Organizations use DR drills, known as Test Failovers in the solution, for various purposes, such as compliance reasons, training staff around roles via simulated runs, verification of the system for patching, etc.

HRM leverages HVR and the networking support in VMM to deliver simplified DR drills. In most DR solutions, drills either impact production workloads or the protection of the workloads which makes it hard to carry out testing. HRM impacts neither, making regular testing a possibility.

To increase the quality of testing in an automated manner, and help customers focus on truly testing the app, a lot of background tasks are taken care of by the system. The DR Drill creates the required Test Virtual Machines in the right mode.

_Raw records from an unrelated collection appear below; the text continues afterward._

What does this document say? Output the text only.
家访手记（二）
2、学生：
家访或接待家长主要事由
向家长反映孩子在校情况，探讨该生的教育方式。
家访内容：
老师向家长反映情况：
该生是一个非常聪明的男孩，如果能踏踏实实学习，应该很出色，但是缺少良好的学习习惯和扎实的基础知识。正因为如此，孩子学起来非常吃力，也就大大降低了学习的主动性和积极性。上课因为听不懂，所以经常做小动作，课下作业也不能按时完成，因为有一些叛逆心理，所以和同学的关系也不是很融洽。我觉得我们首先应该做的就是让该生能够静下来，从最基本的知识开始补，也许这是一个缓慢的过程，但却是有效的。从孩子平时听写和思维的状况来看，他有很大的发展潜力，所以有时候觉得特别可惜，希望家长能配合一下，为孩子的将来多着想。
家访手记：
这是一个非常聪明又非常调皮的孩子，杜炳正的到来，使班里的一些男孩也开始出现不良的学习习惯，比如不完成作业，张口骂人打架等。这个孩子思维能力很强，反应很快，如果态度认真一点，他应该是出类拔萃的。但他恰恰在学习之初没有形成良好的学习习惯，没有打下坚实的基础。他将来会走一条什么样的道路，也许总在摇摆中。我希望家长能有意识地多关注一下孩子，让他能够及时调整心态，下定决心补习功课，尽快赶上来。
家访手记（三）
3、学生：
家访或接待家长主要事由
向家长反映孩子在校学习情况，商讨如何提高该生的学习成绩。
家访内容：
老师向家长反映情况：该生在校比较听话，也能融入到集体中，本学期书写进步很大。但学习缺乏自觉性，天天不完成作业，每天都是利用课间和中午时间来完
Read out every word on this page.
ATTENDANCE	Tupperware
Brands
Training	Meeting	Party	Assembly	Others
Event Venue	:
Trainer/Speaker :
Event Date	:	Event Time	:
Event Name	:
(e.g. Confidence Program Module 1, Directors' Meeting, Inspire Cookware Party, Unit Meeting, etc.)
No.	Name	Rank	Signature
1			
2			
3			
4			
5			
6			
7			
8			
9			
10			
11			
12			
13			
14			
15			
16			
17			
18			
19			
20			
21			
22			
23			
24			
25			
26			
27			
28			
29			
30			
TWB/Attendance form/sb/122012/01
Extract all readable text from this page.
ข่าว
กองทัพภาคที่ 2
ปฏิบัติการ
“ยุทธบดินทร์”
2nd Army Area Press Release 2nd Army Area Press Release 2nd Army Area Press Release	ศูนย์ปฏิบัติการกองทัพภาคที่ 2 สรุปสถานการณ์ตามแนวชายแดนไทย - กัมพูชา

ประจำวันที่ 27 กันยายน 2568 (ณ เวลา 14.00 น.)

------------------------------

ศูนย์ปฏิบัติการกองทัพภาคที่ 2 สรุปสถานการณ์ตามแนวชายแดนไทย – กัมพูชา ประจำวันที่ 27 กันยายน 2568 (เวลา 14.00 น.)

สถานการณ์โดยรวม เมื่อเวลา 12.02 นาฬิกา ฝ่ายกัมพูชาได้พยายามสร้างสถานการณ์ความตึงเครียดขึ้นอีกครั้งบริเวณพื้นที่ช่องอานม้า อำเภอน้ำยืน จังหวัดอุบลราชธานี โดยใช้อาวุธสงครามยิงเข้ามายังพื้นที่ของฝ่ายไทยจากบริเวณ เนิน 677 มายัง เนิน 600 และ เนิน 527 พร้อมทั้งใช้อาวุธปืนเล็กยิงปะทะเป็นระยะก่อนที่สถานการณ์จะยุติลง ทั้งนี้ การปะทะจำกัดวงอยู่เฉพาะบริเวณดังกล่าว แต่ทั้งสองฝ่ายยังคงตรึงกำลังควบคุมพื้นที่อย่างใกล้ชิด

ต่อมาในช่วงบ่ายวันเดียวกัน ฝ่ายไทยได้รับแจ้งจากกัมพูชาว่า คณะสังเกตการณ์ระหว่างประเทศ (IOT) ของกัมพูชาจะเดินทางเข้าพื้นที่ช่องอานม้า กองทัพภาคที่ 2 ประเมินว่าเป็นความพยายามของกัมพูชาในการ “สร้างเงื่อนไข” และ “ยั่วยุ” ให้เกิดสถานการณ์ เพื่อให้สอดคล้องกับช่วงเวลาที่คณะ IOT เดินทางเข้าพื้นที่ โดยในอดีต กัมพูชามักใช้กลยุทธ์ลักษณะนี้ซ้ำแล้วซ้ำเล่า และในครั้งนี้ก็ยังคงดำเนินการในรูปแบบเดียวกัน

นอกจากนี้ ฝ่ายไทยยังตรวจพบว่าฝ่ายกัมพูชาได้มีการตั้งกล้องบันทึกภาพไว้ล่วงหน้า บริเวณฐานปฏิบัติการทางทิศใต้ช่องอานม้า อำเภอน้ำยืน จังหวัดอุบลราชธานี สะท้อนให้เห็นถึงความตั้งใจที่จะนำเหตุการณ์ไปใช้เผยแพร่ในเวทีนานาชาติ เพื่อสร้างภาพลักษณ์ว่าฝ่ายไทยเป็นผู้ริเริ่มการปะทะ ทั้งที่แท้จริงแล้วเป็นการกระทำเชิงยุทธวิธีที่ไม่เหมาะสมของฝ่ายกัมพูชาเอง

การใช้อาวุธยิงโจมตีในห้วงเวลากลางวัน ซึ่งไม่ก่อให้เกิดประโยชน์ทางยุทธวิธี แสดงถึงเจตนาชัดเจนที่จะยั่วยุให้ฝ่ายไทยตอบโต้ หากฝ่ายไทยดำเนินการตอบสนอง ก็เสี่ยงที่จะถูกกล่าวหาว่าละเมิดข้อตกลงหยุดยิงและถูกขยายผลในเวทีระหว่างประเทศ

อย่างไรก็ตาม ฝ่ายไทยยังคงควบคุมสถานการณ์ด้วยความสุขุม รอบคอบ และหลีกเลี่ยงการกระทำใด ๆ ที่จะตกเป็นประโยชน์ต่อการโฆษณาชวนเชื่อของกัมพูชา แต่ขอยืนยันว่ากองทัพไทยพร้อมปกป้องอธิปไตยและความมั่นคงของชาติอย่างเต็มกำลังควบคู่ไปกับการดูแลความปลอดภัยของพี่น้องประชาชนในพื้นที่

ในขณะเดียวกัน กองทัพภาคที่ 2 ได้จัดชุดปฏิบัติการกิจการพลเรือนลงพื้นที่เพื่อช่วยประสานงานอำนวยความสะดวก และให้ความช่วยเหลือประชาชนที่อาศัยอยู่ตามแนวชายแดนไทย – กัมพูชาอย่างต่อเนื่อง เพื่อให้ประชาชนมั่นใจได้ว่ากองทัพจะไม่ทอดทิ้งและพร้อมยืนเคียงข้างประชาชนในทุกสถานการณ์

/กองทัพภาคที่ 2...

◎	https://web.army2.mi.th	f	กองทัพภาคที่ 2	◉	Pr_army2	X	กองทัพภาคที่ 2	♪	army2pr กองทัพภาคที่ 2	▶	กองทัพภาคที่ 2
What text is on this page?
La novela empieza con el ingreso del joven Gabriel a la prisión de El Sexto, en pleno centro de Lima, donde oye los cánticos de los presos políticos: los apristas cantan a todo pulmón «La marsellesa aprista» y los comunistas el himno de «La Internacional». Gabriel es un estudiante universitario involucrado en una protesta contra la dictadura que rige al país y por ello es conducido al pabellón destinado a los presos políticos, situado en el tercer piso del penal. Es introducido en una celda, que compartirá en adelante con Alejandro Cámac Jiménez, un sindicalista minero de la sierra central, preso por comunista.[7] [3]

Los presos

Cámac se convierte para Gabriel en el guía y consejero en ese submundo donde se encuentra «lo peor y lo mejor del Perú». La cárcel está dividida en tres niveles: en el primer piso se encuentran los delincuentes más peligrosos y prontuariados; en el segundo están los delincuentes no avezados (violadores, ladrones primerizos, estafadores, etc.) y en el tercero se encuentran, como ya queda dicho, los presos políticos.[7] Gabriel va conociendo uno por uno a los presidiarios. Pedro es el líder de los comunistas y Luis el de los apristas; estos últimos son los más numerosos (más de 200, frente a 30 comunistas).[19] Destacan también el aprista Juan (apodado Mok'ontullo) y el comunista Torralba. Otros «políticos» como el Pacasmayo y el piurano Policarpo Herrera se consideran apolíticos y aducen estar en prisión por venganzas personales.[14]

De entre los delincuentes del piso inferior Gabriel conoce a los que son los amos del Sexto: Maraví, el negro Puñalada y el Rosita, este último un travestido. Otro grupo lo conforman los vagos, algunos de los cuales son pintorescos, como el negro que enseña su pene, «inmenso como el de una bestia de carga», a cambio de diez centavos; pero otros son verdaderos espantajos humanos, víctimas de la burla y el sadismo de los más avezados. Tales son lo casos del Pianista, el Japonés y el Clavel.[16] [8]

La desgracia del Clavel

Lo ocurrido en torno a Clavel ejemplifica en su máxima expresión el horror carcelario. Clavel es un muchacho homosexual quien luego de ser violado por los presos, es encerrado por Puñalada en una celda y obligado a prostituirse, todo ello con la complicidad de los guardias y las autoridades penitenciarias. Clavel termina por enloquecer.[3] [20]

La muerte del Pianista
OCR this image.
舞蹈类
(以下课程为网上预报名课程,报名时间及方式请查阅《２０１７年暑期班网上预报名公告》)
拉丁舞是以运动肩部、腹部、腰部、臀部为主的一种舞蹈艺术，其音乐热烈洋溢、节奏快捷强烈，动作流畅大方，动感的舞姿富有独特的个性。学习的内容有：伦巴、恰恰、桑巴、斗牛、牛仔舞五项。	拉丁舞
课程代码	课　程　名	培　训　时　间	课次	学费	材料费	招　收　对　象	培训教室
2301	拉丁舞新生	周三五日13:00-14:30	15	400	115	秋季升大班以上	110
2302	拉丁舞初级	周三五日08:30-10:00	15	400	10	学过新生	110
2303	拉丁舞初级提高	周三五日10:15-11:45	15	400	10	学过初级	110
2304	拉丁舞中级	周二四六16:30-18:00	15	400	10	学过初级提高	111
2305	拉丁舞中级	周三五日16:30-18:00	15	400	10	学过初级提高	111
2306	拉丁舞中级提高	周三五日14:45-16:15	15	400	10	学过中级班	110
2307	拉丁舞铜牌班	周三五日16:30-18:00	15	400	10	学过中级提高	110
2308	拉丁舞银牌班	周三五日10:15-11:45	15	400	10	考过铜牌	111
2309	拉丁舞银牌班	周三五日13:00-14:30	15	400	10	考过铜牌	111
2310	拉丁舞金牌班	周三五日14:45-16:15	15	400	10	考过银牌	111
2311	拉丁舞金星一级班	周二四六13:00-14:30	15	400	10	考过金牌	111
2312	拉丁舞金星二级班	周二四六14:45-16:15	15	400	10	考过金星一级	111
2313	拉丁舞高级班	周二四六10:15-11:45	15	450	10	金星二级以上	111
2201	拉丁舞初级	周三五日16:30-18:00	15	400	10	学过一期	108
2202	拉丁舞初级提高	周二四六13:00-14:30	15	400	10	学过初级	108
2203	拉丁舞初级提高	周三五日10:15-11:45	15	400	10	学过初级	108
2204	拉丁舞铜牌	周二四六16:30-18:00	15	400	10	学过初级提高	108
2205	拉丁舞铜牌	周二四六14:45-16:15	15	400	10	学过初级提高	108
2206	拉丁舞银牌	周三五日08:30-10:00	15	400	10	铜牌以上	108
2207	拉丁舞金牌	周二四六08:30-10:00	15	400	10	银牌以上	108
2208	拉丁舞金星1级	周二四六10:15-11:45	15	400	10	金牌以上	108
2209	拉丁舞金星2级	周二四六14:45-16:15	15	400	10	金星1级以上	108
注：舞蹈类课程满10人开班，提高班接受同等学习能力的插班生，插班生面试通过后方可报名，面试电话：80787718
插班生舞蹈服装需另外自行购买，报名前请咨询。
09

From the network perspective, the following options are available to run test failovers:

• No Networks: You will choose this when you wish to test the replication channel alone.
• Existing VM Networks: You will use this if you have created test VM Networks.
• Logical Networks: You can leverage this if you want HRM to create test VM Networks. Based on the Virtual Machines participating, the HRM service figures out the VM Networks needed, creates them, and attaches the Virtual Machines to the right VM Networks. In the case of Windows Network Virtualization, the network settings will be carried forward from the replica network to the test network.

Once you signaled that DR drills are completed, the system cleans up whatever it has created.

Planned Failovers (PFO)

In the following cases, you need planned failover. Some compliance requirements for organizations mandate the failover of workloads twice-a-year to the recovery site and then running it there for a week. A typical scenario is if the primary site requires some maintenance that prevents applications from being run on that site.

To help customers fulfill these scenarios, HRM has first-class support for planned failover through its orchestration tool, RP. As part of PFO, the Virtual Machines are shut-down, the last changes sent over to ensure zero data loss, and then virtual machines are brought up in order on the recovery site.

After a PFO you can re-protect the virtual machine via reverse replication, in which case the replication goes in the other direction – from VMM-Chicago to VMM-NewYork. Once the maintenance is completed or the compliance objectives are met, you do a PFO in a symmetric manner to get back to VMM-NewYork. Failback is single click gesture which executes planned failover in the reverse direction.

Unplanned failovers

Much like insurance, we hope a customer never needs to use this! But, in eventualities such as natural disasters, this ensures that designated applications can continue to function. In the event of unplanned failovers, HRM attempts to shut down the primary machines in case some of the virtual machines are still running when the disaster strikes. It then automates their recovery on the secondary site as per the RP.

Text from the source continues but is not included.